I remember a young woman in her early 30s I’ll call Liz. Liz had lost her young husband to a sudden fatal heart attack after just under a year of marriage. To all appearances, he had been in good health. He kissed her goodbye one morning, left for work, and never returned. Since she worked from home, she was there when the policeman came to the house. She had absolutely no idea why he might be there. Liz said that her husband’s sudden death without warning had shaken her to her roots! But there was more. After basically coming to terms with her grieving his loss and missing him so much, she discovered that she had emerged from this traumatic experience with the sense (and fear) that she would never be able to deeply trust anyone again. This side effect of her husband’s death almost three years earlier had left her withdrawn and slow to reach out to anyone about anything. This was just the opposite of her personality before her husband’s death!

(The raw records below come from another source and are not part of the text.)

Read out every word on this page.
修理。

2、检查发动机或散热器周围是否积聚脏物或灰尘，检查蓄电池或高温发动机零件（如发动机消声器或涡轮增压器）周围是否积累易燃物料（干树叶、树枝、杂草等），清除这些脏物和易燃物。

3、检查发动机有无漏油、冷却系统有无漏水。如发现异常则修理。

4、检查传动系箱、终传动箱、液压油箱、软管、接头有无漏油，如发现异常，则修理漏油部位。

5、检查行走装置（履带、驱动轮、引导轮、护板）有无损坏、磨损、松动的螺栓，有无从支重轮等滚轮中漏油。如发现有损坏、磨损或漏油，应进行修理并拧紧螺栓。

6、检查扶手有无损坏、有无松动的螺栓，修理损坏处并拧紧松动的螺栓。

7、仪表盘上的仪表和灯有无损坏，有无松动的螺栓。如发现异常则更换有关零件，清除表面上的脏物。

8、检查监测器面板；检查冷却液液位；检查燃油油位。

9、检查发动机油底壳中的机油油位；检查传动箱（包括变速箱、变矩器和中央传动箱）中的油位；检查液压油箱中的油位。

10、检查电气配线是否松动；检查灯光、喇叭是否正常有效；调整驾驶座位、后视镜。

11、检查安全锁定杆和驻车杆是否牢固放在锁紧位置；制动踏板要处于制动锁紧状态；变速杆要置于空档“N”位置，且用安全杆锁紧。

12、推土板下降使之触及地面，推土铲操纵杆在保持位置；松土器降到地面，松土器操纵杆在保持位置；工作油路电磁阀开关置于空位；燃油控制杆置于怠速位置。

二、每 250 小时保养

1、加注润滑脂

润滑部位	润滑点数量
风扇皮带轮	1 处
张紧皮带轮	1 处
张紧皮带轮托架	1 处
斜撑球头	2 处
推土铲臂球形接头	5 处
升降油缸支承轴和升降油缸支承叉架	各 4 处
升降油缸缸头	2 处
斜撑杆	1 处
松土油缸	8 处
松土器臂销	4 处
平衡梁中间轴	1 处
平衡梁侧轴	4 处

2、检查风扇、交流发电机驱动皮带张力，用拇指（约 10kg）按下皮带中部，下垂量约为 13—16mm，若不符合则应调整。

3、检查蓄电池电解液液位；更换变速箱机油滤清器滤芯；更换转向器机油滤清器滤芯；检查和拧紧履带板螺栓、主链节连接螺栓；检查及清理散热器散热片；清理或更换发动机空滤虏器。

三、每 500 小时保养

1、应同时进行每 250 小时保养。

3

It is not that uncommon for people who are struggling to come to grips with the painful end of their marriage through the death of their spouse, especially if the death was sudden and without warning, to make the distressing discovery that they cannot seem to deeply trust anyone anymore. This can be terribly upsetting because they fear that this change may become permanent. Also, distress comes from the realization that, in the end, all authentic human relationships are based on mutual trust. What are they to do?
A key element of the devastation caused by the end of a marriage is the shock that a shared spousal relationship one had hoped would last “forever” or “happily ever after” has tragically ended. For many, it seems that the painful ending of such a basic relationship undermines or weakens all other basic relationships or at last the ability to form new authentic ones. Why is this?
First of all, trust is a decision rather than a feeling such as one’s feeling safe and secure in a relationship. Contrary to many people’s impression, we cannot directly either cause or eliminate our (or someone else’s) feelings. In fact, we can cause ourselves and others distress when we try. In the end, we can only discover our feelings. One’s feelings seem to have a life of their own independent of one’s will. Trust, it turns out, is a decision one can make in spite of possible feelings of fear, anxiety, or even doubt. That being said, one should be cautious about how much trust one ought to place in another person. (It goes without saying that if that person has betrayed one’s trust in the past through serious lying, abuse, or marital infidelity, one rushes back into that relationship at one’s peril. The key word is “rushes”. Time for trust to rebuild may be offered if one chooses, but a series of serious betrayals is always a red flag in any relationship.) That is because trust is the fundamental basis for any authentic relationship, whether of close friends, lovers, or spouses.
One’s decision to trust another person requires a certain amount of inner psychic and emotional energy. It naturally happens that, in the aftermath of any experience of personal devastation, one’s level of psychic and emotional energy sinks. In time, this state of low energy most often slowly rebounds back to its usual level, unless some additional personaf upset occurs. Otherwise, the natural process of human healing usually includes the ability to eventually again form human relationships based on trust.
I asked Liz if she might be open to attending a series of weekly group meetings hosted by a grief recovery group. The meetings were aimed at newly-widowed persons learning how to cope with the disheartening effects of losing a spouse. She replied that she would consider doing so because she did not want to live the rest of her life in a shell like a hermit crab! I told her I could not agree more.